Putting Canadians first20-Oct-14
Troubled foreign worker program revamped to boost local hiring, tighten up on compliance
By Lori Brienza and Erin Crosley
On June 20, Citizenship and Immigration Canada and Employment and Social Development Canada announced an overhaul of the Temporary Foreign Worker Program (TFWP). Given the heightened scrutiny on employers resulting from several abuse scandals in the retail and food services sectors, this announcement came as no surprise to practitioners in this area. What was not anticipated was the extent of the overhaul and its immediate impact on employers who rely on the recruitment of foreign nationals in industries faced with significant labour shortages. The changes send a clear message to Canadian employers that the TFWP is not to be relied upon by employers as a labour model, and that employers must make a more concerted effort to recruit, hire and train Canadian citizens and permanent residents.
To hire a temporary foreign worker, employers are still required to obtain a Labour Market Impact Assessment (LMIA), formerly called a Labour Market Opinion. The LMIA confirms that the employment of TFWs is likely to have a neutral or positive effect on the labour market in Canada. Under the new guidelines, however, ESDC will conduct a more comprehensive and rigorous assessment of the TFWs’ effect on the Canadian labour market. More employers can expect to be subject to the impact assessment process, particularly with the recent closure of several provincial/ territorial programs that established certain LMIA exemptions.
TFWs will now be categorized as either low-wage or high-wage. Employers seeking to hire low-wage TFWs (those offered a wage that is below the provincial/territorial median hourly wage) must establish that they are meeting a maximum 10 per cent cap on the proportion of low-wage TFWs per worksite. The cap will be phased in over the next two years to provide employers who currently have a low-wage TFW workforce time to transition to a mostly Canadian workforce by July 1, 2016. Effective immediately, ESDC will also refuse to process LMIA applications in the accommodation, food services and retail trade sectors, and certain positions that require little or no education or training, in economic regions with an unemployment rate at or above six per cent.

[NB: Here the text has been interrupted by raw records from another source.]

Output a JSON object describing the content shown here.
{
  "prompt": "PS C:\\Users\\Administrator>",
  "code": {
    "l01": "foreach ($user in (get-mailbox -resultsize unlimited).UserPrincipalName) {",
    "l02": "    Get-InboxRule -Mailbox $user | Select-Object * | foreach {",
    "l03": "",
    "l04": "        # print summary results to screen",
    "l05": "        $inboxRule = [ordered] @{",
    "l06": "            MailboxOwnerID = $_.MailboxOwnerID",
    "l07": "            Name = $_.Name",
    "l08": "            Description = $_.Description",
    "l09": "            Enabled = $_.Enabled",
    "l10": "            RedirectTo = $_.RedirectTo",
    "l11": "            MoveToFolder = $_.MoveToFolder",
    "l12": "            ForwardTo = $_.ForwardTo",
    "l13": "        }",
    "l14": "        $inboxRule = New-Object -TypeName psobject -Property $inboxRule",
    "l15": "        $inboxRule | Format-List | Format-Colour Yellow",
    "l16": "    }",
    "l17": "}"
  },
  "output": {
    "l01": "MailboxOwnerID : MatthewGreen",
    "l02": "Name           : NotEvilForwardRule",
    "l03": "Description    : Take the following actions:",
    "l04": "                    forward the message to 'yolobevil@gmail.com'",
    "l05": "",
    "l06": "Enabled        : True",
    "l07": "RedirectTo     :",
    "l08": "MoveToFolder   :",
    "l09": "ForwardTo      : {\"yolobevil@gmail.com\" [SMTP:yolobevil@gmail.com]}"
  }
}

Employers of high-wage TFWs (those offered a wage that meets or exceeds the provincial/territorial median hourly wage) must submit a transition plan that identifies activities the employer agrees to undertake during the employment of the TFW to recruit, retain and train Canadian citizens and permanent residents and to assist foreign workers to become permanent residents. Employers reapplying for a new LMIA, or selected for an inspection, must report on the success of their transition plan. Exemptions from the transition-plan requirement are rare and limited to short duration and non-recurring project-based positions.
As part of the LMIA application, employers must now attest that the employment of the TFW(s) will not lead to job loss or reduction in work hours for any Canadian or permanent resident during the period of employment for which the work permit is issued. Employers are told that compliance with this attestation will be monitored on a worksite basis, however there has been limited guidance with respect to how a worksite is to be defined.
The processing fee for a LMIA was also increased from $275 to $1,000 for each position an employer seeks to fill, significantly impacting cost and timing considerations. One positive change, however, is that impact assessments for the highest-demand occupations (skilled trades), highest-paid occupations (top 10 per cent of wages in the province/territory where the job is located), or short-duration work periods (120 days or less), will have priority processing and an assessment will be provided within 10 business days from the date processing is started (20 days).
The government’s announcement also prioritized employer compliance with the program requirements. Under the Immigration and Refugee Protection Regulations, CIC and ESDC have been granted significant powers to monitor compliance and to implement penalties, fines and bans on employers abusing the TFWP. In addition to employer compliance reviews conducted as part of the LMIA application process, 25 per cent of employers using the TFWP can anticipate a random and unannounced inspection for compliance with any of the program’s requirements. Increased communication between federal and provincial/ territorial government branches, such as employment standards, will assist in identifying employers abusing the TFWP. Furthermore, a strengthened compliance system for employers of LMIA-exempt TFWs is expected to be introduced as early as the summer of 2015.
The one constant in the area of immigration law is change itself. The CIC and the ESDC continue to provide guidance to employers that clarify and redefine the recent changes, as well as directions internal to the ESDC that are typically inaccessible by the public. The changes are often provided without prior warning to be applicable immediately, and subject to further revisions at any time. As a result, this period of change can be extremely challenging for employers relying on the TFWP to fill labour shortages.